Allowance for Bad Debts

An allowance for bad debt is the valuation account that is used to estimate the amount of a firm's receivable which may later be ultimately uncollectible. This is also known as the allowance for doubtful accounts. When a borrower defaults on any loan, then the allowance for the bad debt account and the loan which is received is the balance that is both reduced for the book value of the loan amount.


Bad Debt Expense

A bad debt expense is recognized, at the time when a receivable is no longer collected as the customer is not able to fulfill their own obligation to pay the outstanding debt for the bankruptcy or other financial problems. The Companies which extend credit to their customers report these bad debts as an allowance for the doubtful accounts on the balance sheet, which also provides for credit losses.


Bad Debt Reserve

A bad debt reserve is the valued number of receivables that a company or financial institution does not intend to actually collect. This includes the business payments that become due and the loan repayments as well.

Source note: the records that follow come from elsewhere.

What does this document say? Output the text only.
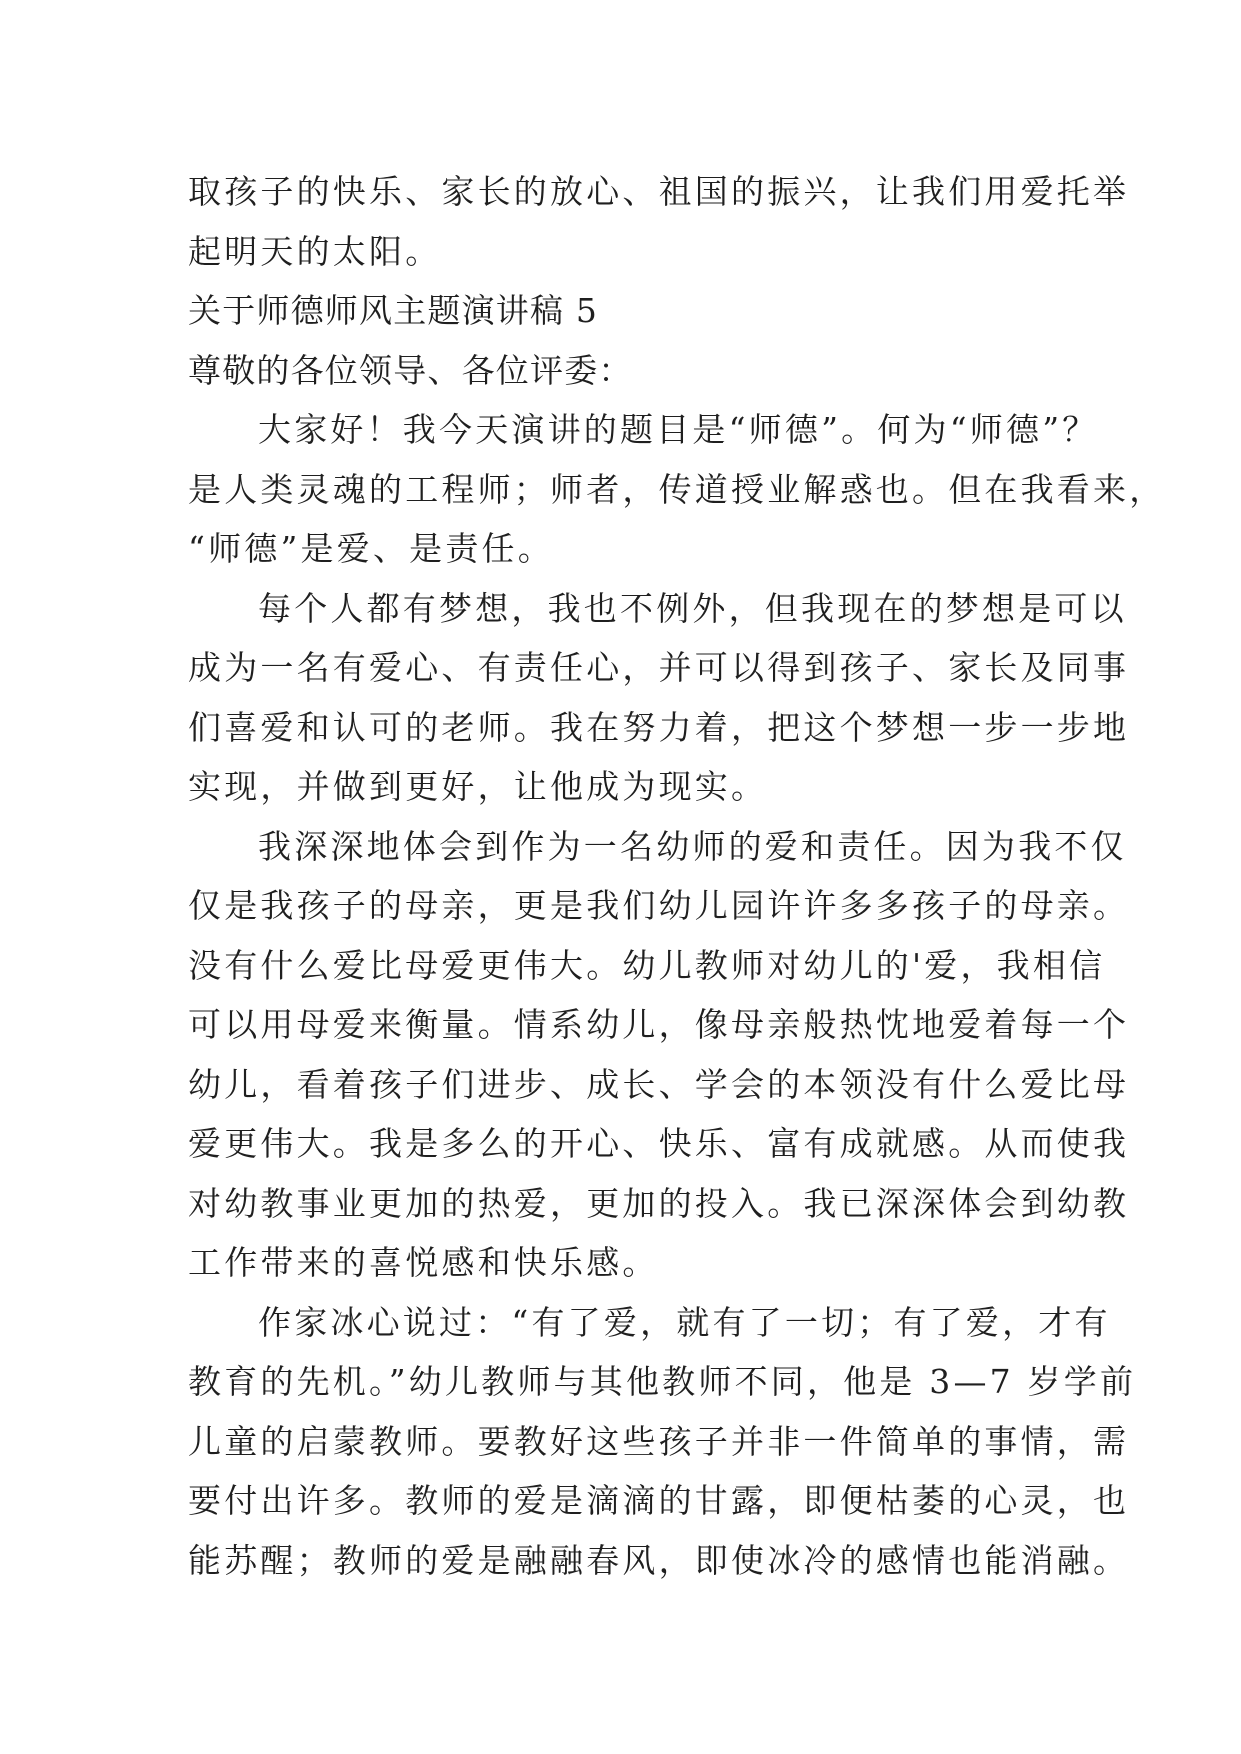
取孩子的快乐、家长的放心、祖国的振兴，让我们用爱托举
起明天的太阳。
关于师德师风主题演讲稿 5
尊敬的各位领导、各位评委：
大家好！我今天演讲的题目是“师德”。何为“师德”？
是人类灵魂的工程师；师者，传道授业解惑也。但在我看来，
“师德”是爱、是责任。
每个人都有梦想，我也不例外，但我现在的梦想是可以
成为一名有爱心、有责任心，并可以得到孩子、家长及同事
们喜爱和认可的老师。我在努力着，把这个梦想一步一步地
实现，并做到更好，让他成为现实。
我深深地体会到作为一名幼师的爱和责任。因为我不仅
仅是我孩子的母亲，更是我们幼儿园许许多多孩子的母亲。
没有什么爱比母爱更伟大。幼儿教师对幼儿的'爱，我相信
可以用母爱来衡量。情系幼儿，像母亲般热忱地爱着每一个
幼儿，看着孩子们进步、成长、学会的本领没有什么爱比母
爱更伟大。我是多么的开心、快乐、富有成就感。从而使我
对幼教事业更加的热爱，更加的投入。我已深深体会到幼教
工作带来的喜悦感和快乐感。
作家冰心说过：“有了爱，就有了一切；有了爱，才有
教育的先机。”幼儿教师与其他教师不同，他是 3—7 岁学前
儿童的启蒙教师。要教好这些孩子并非一件简单的事情，需
要付出许多。教师的爱是滴滴的甘露，即便枯萎的心灵，也
能苏醒；教师的爱是融融春风，即使冰冷的感情也能消融。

Bad Debts Written Off Meaning

The Debt which cannot be recovered, and also which cannot be collected from a debtor is the bad debt. The process is called writing off bad debt. Under the direct write-off method, the bad debts are shown as expensed. The company credits the accounts which is receivable on the balance sheet while debiting the bad debt expense account on the income statement.

FAQs (Frequently Asked Questions)

1. When Should Bad Debt be Written Off?

Ans. To record the bad debt expenses, we should debit the bad debt expense and give credit allowance for the doubtful accounts. This entails a credit to the Accounts Receivable for the amount which is written off and a debit to the bad debts expense account.


Bad debt can be written off using the direct write-off method or by the provision method. The first approach tends to delay the recognition of bad debt expense. This is necessary to write off the bad debt when related to the customer invoice that is to be considered to be an uncollectible debt.

2. What is Meant by Provision for Doubtful Debt?

Ans. The provision for doubtful debts is the amount that is estimated for the bad debt which will arise from the accounts receivable which have been issued but not still collected. This is identical to the allowance for the doubtful account. The provision which is used under the accrual method is that expense is recognized with probable bad debts as soon as the invoices are issued to the customers.

3. What is a Mortgage?

Ans. A mortgage is to use one's real property for a guarantee required for a loan to get the money. The debtor or the mortgagor owns the property, while the creditor or mortgagee is the owner who owns the loan. When the mortgage transaction is executed, the debtor gets the money with the loan and promises to pay the loan back.